The child whimpered, but didn't cry out when I tried to place the needle in his veins. I drew back only sluggish yellow serum. As someone delivered a note to the surgical nurse, alerting him that I needed the theater to be opened for a cut-down to the child's saphenous vein, I was called to see another "very ill child". The 8-month old was in a metal crib surrounded by family. He lay peacefully on several colorful cloths on a stained plastic mattress. I heard his last heartbeats through my stethoscope, gave chest compressions while I asked the assistant to bring me a bag mask to give respirations. He said there was none.
The first mother sat in a wheelchair with her malarial child draped over her arms as we prepared the surgical instruments. She yelled out; I came over to find the 5 month-old rigid with his hands near his face. His heart had already stopped.

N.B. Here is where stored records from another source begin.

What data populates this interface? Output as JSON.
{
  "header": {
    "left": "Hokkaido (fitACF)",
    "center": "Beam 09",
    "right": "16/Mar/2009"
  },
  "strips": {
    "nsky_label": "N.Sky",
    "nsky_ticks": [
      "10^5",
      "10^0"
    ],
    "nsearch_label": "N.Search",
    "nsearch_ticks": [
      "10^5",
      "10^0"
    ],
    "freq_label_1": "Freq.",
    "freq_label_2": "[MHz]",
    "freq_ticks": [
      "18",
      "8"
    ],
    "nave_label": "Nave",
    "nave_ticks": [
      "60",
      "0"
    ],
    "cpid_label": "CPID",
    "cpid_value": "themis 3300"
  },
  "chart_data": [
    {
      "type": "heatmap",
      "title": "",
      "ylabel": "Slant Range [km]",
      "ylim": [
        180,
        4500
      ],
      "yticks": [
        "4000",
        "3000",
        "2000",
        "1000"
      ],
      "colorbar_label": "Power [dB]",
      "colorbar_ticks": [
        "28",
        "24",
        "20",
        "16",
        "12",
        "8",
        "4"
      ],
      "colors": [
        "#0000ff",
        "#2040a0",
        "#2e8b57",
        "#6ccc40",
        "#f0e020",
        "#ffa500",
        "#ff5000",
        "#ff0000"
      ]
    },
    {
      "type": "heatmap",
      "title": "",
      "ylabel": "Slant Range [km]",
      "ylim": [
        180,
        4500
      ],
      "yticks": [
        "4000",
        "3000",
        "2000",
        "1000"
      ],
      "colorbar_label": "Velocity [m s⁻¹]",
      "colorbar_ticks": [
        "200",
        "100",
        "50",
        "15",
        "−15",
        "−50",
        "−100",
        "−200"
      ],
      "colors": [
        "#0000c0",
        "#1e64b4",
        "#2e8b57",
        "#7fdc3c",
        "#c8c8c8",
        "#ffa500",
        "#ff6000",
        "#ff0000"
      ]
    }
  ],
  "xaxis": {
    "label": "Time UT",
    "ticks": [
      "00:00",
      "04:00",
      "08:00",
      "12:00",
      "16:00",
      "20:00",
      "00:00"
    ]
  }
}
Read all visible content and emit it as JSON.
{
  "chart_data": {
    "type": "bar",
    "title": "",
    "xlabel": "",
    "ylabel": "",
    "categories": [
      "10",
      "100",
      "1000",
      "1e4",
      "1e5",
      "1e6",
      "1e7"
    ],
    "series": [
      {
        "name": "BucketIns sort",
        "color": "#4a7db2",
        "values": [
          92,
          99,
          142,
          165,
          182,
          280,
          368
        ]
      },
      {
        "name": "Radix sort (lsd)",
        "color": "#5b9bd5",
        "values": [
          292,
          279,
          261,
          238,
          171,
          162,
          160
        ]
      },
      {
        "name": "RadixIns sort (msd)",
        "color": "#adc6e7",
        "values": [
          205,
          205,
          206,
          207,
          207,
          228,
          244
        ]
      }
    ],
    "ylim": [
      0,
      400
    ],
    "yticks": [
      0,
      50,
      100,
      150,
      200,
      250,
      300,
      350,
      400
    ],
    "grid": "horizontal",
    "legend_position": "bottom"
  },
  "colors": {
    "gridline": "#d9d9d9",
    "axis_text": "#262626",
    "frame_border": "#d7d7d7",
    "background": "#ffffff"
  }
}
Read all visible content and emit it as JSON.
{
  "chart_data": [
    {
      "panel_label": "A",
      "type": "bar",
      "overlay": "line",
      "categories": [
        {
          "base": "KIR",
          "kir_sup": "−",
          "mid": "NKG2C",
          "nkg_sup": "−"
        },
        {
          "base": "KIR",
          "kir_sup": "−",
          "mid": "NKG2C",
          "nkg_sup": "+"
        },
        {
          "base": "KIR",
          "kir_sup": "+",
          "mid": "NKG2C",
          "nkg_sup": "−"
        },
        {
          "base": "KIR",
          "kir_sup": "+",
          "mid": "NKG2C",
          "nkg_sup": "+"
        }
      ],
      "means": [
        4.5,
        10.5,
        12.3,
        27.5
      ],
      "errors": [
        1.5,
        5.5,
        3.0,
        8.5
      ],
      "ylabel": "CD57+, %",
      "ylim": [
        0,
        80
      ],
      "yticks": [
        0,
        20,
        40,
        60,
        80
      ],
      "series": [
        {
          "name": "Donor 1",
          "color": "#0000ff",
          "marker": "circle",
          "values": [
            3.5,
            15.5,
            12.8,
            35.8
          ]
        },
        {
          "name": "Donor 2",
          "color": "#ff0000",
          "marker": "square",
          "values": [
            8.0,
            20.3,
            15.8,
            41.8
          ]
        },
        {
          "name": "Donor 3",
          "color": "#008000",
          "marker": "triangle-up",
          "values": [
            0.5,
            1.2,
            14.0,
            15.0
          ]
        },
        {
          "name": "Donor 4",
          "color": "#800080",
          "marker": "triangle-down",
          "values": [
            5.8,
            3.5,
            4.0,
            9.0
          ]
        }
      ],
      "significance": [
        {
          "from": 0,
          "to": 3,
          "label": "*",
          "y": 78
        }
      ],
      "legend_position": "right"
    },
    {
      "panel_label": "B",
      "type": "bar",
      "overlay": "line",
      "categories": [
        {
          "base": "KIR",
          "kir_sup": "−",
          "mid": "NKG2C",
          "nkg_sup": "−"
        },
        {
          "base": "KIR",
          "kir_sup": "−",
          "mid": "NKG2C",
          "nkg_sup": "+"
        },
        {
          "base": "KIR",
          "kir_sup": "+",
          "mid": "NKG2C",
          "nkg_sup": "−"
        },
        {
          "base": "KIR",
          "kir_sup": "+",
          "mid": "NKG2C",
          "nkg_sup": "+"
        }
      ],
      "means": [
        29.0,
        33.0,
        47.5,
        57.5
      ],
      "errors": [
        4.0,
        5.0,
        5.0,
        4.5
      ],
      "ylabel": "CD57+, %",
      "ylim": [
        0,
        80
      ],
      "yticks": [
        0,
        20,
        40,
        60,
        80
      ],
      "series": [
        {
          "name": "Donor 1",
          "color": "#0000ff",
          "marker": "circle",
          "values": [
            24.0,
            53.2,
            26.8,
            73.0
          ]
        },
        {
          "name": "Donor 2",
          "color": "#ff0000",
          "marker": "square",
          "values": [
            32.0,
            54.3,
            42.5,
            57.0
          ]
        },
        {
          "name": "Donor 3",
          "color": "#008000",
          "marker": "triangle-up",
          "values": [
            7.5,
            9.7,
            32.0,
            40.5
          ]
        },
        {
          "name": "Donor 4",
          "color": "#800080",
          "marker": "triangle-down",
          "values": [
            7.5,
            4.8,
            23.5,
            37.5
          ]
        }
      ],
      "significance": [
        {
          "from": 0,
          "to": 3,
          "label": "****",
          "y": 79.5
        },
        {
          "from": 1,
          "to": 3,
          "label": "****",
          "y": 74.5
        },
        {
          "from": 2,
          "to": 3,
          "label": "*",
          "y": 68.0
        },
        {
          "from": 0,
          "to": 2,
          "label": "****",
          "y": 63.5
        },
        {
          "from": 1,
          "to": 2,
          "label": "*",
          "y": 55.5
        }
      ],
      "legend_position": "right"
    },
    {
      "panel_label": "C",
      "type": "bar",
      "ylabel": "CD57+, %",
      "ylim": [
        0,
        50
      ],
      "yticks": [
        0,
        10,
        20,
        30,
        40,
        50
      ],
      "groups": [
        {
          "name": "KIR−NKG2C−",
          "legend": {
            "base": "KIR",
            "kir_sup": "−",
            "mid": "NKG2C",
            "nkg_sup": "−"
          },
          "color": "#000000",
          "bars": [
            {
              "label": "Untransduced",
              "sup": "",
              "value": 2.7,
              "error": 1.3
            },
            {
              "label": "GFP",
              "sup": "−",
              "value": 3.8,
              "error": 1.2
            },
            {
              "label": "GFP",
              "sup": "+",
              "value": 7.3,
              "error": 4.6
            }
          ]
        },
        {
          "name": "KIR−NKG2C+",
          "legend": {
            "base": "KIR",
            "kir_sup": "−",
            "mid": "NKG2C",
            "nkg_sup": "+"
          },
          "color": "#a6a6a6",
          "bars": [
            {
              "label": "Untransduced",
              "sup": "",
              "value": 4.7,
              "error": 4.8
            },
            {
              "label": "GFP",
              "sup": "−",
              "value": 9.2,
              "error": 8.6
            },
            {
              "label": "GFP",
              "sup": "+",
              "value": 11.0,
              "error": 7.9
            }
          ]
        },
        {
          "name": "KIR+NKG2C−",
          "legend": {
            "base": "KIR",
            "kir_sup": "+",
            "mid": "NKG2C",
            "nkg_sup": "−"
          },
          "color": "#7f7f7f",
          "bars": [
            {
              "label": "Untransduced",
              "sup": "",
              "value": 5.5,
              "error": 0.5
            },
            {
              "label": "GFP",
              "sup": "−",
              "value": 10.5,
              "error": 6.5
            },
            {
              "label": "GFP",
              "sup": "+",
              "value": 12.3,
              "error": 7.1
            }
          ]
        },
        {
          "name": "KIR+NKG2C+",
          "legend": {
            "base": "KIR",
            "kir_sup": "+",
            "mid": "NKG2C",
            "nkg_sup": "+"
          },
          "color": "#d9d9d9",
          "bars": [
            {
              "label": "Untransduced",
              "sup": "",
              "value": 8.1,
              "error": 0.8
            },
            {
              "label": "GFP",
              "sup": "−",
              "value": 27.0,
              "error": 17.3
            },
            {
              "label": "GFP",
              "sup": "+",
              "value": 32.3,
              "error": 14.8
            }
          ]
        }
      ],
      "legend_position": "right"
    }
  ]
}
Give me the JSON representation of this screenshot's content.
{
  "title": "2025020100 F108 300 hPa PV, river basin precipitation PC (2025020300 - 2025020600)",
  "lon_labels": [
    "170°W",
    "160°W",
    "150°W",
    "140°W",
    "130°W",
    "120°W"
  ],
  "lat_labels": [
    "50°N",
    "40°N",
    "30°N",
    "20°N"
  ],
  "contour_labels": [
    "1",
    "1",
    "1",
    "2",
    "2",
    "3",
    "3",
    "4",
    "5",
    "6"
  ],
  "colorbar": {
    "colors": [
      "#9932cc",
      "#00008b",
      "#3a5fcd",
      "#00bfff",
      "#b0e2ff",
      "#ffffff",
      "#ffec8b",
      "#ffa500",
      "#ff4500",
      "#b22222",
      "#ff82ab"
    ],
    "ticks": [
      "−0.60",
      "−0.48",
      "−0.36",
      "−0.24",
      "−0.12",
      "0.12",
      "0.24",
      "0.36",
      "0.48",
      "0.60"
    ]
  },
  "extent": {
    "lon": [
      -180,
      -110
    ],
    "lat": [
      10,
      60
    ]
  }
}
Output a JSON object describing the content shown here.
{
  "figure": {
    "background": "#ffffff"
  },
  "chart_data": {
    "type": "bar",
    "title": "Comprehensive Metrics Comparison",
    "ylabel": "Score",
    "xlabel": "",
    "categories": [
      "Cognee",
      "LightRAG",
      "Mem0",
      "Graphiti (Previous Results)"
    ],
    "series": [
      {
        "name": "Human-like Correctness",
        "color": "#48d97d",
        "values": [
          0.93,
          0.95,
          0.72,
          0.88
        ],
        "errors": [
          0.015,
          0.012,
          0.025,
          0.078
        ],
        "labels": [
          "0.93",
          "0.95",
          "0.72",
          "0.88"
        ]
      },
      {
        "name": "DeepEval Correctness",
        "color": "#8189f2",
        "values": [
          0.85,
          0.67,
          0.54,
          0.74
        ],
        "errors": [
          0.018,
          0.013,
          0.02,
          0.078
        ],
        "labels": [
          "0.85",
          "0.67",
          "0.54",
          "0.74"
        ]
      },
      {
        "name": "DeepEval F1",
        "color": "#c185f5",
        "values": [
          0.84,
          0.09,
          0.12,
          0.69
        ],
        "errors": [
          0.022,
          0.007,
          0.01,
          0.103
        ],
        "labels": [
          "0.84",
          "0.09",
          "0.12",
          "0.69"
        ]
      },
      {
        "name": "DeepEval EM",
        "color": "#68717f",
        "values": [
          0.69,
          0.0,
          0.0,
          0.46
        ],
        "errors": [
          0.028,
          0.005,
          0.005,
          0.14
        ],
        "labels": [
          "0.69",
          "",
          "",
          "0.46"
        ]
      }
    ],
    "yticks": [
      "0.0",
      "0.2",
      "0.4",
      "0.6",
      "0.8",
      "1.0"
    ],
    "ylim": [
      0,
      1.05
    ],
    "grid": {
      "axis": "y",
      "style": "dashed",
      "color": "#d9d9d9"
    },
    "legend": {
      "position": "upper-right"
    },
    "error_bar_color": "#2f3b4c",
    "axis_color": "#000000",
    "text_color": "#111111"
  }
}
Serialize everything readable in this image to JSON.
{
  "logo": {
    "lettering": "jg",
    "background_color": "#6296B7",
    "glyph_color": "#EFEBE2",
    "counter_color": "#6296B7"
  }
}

I cursed the River Oti over my shoulder as I pedaled back home. I didn't want to see how beautiful this dangerous place could be. At that moment the landscape was just a pretty cover for mosquitoes, snakes, and bacteria that killed small children. My dramatic thoughts faded, maybe too quickly, as I curled up under my bed net and fell asleep.
I spent four weeks at Saboba Medical Center as the only physician. I rounded on up to 60 patients every day - premature newborns, seizing children, bleeding pregnant women, teenagers with snake bites, old men with tuberculosis. I did cesarean sections in the warm operating theater, using recycled lap pads to swat mosquitoes from the sterile field. When there was a free moment, I frantically read medical texts trying to compensate for my minimal clinical experience - I graduated from family medicine residency exactly 9 days prior to my first day in Saboba.
I feel like I had a clinical growth spurt this summer. As someone who entered medical school precisely to practice medicine in remote hospitals in Africa, this summer was a critical educational experience. I am certain that I will return to Saboba Medical Center, maybe one day as a permanent addition to the stressed medical system in this isolated part of the world.